Over 12 months, CanSino Biologics reported revenue of CN¥16m, which is a gain of 80%, although it did not report any earnings before interest and tax. Shareholders probably have their fingers crossed that it can grow its way to profits.

So How Risky Is CanSino Biologics?

Statistically speaking companies that lose money are riskier than those that make money. And in the last year CanSino Biologics had negative earnings before interest and tax (EBIT), truth be told. Indeed, in that time it burnt through CN¥287m of cash and made a loss of CN¥157m. While this does make the company a bit risky, it's important to remember it has net cash of CN¥604.6m. That kitty means the company can keep spending for growth for at least two years, at current rates. CanSino Biologics's revenue growth shone bright over the last year, so it may well be in a position to turn a profit in due course. Pre-profit companies are often risky, but they can also offer great rewards. There's no doubt that we learn most about debt from the balance sheet. However, not all investment risk resides within the balance sheet - far from it. For instance, we've identified 3 warning signs for CanSino Biologics that you should be aware of.

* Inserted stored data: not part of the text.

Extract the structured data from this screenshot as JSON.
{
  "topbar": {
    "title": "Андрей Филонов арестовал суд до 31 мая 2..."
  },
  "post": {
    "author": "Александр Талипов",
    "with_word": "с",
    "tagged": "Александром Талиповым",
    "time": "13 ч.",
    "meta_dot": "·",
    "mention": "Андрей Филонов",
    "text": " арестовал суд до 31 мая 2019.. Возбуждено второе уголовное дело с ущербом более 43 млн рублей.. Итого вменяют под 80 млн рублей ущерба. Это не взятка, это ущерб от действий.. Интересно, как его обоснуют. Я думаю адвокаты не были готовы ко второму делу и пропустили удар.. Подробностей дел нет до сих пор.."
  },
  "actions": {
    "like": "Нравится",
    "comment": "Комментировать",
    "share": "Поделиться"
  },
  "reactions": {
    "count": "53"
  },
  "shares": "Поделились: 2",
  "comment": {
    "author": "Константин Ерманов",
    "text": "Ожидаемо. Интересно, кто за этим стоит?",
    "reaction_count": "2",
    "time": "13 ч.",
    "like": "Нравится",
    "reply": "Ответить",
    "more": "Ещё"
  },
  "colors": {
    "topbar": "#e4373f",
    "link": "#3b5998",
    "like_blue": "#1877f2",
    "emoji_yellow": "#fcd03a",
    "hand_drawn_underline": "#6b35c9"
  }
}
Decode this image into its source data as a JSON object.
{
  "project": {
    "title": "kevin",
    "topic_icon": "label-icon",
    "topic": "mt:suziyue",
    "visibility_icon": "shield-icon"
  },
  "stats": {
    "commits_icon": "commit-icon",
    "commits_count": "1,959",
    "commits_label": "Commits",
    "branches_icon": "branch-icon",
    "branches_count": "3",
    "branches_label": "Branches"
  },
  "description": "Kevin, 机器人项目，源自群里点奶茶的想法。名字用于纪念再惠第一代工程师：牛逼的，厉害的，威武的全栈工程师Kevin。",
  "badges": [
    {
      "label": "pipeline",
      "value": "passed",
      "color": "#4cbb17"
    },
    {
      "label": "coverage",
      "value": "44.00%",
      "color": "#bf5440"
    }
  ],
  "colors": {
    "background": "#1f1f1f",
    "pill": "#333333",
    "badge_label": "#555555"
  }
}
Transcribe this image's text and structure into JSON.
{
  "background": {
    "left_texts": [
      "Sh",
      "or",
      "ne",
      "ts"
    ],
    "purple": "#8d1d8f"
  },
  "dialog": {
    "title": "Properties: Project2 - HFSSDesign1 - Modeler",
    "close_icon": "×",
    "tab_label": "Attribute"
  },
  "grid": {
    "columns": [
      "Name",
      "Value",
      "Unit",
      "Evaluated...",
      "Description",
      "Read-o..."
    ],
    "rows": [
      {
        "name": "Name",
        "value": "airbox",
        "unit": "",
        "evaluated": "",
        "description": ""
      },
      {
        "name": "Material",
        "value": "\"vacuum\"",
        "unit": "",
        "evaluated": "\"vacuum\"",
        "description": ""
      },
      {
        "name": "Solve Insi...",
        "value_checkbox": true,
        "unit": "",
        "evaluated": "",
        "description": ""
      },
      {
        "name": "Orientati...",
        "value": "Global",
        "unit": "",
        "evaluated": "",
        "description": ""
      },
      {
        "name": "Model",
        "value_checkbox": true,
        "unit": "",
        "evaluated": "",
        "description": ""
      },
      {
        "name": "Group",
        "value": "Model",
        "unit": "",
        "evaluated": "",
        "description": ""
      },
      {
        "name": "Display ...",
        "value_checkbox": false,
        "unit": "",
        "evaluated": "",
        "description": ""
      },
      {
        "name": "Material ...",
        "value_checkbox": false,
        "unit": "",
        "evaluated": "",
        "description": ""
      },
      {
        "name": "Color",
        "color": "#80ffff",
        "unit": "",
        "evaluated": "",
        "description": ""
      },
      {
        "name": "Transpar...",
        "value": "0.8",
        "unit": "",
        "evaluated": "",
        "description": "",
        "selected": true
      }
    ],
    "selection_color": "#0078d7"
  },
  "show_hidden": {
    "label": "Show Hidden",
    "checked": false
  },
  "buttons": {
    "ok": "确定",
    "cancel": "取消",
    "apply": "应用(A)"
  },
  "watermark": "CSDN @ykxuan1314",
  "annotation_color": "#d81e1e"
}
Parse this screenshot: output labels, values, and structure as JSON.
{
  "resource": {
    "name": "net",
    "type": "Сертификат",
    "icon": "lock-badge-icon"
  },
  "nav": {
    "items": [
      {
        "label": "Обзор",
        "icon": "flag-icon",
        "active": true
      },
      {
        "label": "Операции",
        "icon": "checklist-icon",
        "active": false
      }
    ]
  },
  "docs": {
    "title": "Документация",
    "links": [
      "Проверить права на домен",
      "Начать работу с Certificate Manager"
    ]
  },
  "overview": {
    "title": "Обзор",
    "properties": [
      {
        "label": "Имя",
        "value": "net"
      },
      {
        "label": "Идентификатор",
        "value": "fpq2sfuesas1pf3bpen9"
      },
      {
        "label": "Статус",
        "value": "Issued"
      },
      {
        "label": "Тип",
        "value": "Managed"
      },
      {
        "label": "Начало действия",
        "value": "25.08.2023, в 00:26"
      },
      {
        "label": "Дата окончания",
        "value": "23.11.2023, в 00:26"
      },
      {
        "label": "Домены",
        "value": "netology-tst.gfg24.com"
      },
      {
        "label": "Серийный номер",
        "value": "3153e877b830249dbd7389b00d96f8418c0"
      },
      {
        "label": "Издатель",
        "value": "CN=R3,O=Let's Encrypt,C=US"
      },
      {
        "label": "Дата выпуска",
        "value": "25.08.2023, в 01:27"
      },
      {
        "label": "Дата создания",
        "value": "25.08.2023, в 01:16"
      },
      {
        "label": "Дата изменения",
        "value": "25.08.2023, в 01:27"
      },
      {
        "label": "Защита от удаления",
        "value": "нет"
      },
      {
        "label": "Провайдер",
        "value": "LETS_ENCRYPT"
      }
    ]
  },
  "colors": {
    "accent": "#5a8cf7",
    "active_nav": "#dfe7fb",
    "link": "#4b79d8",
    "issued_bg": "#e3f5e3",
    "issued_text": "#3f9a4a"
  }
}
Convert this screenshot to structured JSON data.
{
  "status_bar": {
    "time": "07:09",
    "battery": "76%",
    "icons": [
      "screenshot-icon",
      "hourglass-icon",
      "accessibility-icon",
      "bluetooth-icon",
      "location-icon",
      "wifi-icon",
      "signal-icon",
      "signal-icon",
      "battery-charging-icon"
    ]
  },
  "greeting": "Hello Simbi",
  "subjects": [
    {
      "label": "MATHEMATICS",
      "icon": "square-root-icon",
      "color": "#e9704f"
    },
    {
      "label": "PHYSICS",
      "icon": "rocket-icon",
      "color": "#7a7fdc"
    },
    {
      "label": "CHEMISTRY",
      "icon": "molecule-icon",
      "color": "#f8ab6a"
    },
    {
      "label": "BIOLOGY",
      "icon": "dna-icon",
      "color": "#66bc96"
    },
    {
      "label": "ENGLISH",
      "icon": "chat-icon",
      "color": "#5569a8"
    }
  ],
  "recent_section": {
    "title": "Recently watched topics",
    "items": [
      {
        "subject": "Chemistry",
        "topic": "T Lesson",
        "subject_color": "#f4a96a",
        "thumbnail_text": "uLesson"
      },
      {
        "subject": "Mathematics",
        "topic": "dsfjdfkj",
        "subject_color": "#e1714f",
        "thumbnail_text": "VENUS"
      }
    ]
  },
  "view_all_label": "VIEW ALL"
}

When all is said and done, sometimes its easier to focus on companies that don't even need debt. Readers can access a list of growth stocks with zero net debt 100% free, right now.

If you spot an error that warrants correction, please contact the editor at editorial-team@simplywallst.com. This article by Simply Wall St is general in nature. It does not constitute a recommendation to buy or sell any stock, and does not take account of your objectives, or your financial situation. Simply Wall St has no position in the stocks mentioned.

We aim to bring you long-term focused research analysis driven by fundamental data. Note that our analysis may not factor in the latest price-sensitive company announcements or qualitative material. Thank you for reading.